このところ日本では少子化が問題になっているが、今はゾンビのせいでそれどころではない。
それにこのままでは、日本どころか世界が滅ぶかもしれないのだから。
異世界で勇者をやっていた私が世界を救えばいいって?
どうして私が、そんなことをしなければならないのだ。
これまでも私は、自分なりに懸命に働いて暮らしてきたが、社会と家族の評価はちゃんと努力しなかったばかりに非正規に甘んじる無能なおじさんだ。
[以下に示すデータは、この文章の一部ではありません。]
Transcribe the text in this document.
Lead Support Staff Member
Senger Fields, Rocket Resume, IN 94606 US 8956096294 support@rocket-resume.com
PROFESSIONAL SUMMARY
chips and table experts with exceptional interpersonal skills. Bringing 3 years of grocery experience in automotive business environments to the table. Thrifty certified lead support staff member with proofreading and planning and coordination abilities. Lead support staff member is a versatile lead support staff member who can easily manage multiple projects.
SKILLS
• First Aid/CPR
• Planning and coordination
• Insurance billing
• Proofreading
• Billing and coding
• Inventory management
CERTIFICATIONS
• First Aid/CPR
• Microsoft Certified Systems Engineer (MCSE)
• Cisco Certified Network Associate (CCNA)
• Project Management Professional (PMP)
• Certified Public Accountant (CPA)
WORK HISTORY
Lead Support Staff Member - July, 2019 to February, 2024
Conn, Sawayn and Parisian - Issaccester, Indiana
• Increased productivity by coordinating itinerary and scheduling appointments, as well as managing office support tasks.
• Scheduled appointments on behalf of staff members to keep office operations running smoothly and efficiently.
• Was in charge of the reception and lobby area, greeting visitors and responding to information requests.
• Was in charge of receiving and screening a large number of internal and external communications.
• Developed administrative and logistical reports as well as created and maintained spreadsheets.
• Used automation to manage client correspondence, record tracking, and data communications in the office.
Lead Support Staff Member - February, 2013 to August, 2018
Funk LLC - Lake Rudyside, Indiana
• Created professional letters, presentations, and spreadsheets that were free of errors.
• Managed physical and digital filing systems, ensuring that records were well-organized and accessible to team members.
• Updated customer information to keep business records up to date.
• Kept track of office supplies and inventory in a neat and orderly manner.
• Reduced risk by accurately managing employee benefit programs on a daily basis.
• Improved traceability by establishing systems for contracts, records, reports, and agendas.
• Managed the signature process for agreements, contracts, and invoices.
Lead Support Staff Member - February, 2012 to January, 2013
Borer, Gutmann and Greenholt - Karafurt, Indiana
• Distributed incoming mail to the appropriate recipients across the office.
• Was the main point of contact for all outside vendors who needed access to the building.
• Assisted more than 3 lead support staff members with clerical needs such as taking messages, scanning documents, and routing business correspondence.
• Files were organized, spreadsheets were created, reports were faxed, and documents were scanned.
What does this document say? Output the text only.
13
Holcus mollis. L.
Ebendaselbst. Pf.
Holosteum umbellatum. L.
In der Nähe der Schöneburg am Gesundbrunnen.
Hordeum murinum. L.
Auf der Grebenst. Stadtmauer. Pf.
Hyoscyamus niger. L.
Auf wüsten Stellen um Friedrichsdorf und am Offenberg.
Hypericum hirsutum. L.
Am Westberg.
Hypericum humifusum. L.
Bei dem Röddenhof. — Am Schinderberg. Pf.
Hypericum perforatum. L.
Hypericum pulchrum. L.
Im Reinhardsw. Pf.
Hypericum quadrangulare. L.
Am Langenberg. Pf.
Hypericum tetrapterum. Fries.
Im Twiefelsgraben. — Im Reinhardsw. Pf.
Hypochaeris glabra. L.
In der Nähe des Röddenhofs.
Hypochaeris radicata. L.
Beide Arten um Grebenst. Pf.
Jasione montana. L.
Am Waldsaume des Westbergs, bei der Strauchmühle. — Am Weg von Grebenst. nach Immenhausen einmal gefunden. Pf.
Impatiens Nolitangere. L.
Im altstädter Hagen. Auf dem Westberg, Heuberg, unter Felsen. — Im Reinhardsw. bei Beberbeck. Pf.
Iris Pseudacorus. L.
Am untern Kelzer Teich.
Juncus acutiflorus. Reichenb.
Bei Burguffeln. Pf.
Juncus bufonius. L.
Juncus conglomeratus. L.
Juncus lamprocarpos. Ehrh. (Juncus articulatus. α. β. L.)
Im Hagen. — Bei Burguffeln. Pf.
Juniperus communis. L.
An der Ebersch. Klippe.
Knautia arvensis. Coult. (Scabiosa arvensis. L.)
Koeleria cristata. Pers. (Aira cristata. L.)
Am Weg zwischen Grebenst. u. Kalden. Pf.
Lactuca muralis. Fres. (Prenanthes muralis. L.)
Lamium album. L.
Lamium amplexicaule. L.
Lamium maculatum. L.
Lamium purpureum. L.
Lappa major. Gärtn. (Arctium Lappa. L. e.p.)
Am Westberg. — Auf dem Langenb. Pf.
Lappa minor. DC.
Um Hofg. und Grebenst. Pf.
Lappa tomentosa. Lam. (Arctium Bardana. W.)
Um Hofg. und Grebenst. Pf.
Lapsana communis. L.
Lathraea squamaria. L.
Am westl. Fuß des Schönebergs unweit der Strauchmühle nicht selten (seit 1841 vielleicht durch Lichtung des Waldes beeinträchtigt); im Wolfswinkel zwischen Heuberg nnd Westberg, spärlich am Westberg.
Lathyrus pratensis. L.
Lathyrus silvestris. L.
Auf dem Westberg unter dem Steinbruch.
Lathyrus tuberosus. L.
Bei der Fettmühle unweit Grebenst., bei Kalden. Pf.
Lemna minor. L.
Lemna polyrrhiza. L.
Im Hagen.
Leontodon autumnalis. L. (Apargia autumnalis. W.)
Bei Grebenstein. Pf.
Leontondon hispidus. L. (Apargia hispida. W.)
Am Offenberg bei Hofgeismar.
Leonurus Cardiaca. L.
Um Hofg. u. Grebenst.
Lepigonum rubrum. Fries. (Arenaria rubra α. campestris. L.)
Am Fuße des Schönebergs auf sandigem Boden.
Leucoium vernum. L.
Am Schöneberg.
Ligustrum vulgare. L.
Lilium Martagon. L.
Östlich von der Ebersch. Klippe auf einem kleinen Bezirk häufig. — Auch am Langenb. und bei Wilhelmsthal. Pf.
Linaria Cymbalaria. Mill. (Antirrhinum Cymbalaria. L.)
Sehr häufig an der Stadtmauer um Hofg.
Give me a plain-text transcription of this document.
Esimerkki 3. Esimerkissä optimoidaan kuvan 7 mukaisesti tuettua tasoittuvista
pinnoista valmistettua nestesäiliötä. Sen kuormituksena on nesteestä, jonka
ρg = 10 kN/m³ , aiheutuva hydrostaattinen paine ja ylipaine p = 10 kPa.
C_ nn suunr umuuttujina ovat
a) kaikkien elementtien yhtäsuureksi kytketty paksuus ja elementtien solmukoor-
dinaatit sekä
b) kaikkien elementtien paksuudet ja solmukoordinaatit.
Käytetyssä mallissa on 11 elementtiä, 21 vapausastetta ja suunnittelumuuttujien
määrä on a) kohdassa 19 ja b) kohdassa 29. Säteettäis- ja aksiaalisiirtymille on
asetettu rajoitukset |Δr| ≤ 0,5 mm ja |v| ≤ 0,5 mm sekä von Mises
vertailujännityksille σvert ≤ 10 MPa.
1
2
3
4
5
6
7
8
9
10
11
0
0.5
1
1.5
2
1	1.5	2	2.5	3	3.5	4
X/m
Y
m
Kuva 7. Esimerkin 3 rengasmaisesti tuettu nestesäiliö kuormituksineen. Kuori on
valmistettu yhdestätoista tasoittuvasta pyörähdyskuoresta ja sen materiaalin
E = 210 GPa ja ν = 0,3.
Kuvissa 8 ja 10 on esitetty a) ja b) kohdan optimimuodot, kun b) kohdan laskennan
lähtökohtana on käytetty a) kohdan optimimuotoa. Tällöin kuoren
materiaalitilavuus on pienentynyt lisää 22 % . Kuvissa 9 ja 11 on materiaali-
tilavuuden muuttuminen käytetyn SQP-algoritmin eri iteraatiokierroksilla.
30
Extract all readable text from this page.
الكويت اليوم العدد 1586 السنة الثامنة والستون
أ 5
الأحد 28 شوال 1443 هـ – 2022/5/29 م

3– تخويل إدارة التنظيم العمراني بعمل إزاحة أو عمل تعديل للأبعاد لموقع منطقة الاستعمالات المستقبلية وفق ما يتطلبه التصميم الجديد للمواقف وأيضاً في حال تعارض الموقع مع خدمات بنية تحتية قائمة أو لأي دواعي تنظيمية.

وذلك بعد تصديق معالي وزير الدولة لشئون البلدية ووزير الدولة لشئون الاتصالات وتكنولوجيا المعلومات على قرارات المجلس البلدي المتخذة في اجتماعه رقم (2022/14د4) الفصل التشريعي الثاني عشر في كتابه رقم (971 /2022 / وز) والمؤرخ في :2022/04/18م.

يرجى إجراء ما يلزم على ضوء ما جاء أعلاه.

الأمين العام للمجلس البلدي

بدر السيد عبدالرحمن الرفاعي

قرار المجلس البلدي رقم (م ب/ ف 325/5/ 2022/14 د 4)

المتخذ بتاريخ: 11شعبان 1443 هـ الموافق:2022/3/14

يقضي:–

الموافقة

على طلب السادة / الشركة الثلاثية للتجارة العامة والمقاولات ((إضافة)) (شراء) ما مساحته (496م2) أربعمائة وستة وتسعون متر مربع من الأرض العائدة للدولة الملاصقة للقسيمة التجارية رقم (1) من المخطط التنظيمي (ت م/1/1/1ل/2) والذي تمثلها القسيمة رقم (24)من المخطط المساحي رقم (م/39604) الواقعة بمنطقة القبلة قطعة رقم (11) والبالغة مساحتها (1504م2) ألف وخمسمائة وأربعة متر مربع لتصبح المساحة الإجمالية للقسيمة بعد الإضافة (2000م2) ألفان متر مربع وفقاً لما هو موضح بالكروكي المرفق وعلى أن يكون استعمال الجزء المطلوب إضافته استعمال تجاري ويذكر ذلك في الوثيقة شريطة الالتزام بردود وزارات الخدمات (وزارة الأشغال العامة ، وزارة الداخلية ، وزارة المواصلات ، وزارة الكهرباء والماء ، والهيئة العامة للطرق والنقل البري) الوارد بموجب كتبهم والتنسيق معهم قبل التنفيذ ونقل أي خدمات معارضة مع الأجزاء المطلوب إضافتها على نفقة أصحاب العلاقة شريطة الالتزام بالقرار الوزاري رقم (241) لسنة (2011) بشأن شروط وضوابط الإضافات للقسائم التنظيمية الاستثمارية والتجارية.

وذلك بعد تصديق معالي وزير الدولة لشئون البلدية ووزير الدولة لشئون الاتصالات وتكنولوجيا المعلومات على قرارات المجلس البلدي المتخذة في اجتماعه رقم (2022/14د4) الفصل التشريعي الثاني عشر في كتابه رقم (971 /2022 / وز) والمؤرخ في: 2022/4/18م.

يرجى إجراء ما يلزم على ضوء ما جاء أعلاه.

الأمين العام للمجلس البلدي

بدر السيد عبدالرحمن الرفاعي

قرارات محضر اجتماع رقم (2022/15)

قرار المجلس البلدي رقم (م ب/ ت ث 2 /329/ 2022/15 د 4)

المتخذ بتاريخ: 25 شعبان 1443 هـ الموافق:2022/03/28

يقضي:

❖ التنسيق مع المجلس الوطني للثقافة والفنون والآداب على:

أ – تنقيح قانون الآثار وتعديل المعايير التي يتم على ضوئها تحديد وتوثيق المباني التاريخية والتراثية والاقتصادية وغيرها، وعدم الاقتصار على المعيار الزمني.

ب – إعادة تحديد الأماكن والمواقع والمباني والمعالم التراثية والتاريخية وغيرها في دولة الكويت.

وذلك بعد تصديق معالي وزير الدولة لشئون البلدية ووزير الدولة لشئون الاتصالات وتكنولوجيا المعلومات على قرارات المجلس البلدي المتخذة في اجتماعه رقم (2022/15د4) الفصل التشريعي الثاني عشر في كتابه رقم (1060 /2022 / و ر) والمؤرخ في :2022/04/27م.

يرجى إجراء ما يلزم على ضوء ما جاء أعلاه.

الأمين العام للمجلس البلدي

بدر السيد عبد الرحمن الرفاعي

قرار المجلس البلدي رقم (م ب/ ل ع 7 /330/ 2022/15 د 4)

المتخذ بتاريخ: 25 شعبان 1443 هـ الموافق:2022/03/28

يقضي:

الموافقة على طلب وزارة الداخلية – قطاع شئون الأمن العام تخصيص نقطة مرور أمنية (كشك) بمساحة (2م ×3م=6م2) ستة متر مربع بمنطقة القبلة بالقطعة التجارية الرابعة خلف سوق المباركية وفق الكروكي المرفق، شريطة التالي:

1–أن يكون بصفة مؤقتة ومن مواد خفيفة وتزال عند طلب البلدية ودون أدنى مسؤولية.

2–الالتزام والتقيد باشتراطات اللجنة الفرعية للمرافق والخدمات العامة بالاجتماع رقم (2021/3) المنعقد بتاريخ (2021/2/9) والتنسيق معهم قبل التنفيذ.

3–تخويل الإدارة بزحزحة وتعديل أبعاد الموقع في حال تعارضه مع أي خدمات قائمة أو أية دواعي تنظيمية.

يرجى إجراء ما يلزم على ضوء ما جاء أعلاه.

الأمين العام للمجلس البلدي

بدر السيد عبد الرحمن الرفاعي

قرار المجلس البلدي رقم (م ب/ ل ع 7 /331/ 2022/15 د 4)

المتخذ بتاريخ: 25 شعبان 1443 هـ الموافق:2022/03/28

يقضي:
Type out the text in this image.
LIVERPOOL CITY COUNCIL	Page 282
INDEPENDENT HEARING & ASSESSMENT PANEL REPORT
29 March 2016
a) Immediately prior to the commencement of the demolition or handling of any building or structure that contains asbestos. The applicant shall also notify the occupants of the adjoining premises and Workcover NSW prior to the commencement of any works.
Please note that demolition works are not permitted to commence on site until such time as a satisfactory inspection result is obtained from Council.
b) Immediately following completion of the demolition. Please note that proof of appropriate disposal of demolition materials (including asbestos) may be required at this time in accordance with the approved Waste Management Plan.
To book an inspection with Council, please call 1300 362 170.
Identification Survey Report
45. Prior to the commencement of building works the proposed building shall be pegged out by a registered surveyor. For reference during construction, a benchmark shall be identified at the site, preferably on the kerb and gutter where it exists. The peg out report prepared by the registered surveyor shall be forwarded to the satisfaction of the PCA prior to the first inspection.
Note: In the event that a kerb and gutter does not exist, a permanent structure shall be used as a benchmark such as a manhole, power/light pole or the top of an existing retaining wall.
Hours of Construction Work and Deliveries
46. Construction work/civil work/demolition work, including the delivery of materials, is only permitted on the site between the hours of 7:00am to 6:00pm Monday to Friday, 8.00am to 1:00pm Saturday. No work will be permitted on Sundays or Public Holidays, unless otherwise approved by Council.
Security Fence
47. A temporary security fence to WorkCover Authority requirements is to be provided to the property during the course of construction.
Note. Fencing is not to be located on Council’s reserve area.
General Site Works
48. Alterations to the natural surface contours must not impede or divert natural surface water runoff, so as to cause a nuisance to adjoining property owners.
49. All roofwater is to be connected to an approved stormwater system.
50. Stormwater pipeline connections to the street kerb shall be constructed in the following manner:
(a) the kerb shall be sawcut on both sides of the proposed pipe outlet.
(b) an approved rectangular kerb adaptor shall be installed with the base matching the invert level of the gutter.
「そんな無能に救ってもらっても、ちゃんと努力した人たちは嬉しくないだろう」
だから私は、祖父さんの家で一人静かに暮らすことを決意したのだから。
「なんだけど、あそこを通らないといけないのか……」
あそことは、私が用務員として勤めている学校だ。
お金持ちの子弟が通う、山の手にある歴史の古い私立伴龍高校。
生徒たちが無事なのか、それともゾンビになってしまったか。
どちらでも構わないが、今の私はあの学校の用務員として振る舞う必要がない。
給料が発生しないのなら、私をバカにして楽しんでいるガキたちの顔すら見たくないということだ。
「……あの子は無事なのかな?」
ただ、あの子だけは気になった。
いつも用務員室に遊びに来て、見た目はギャルなのにお茶を淹れるのが上手で。
あの学校で唯一、私と普通に話をしてくれた珍しい子だ。
白井 瑠璃。
あの子は無事だろうか?
「……それだけは確認しておこう」
学校に行ったところで彼女と出会える保証もない。
私は彼女の自宅も知らないので、そうするしかないのだけど。
他の鼻持ちならないガキたちがどうなっていようと私には関係ないし、山の手にある学校に何人逃げ込めたことか。
「無事だといいな、あの子」
すべての準備を終えた私は、手に入れた車の中から、山道や悪路に強い4WD車を選んでガソリンを補給し、伴龍高校へと車を走らせるのであった。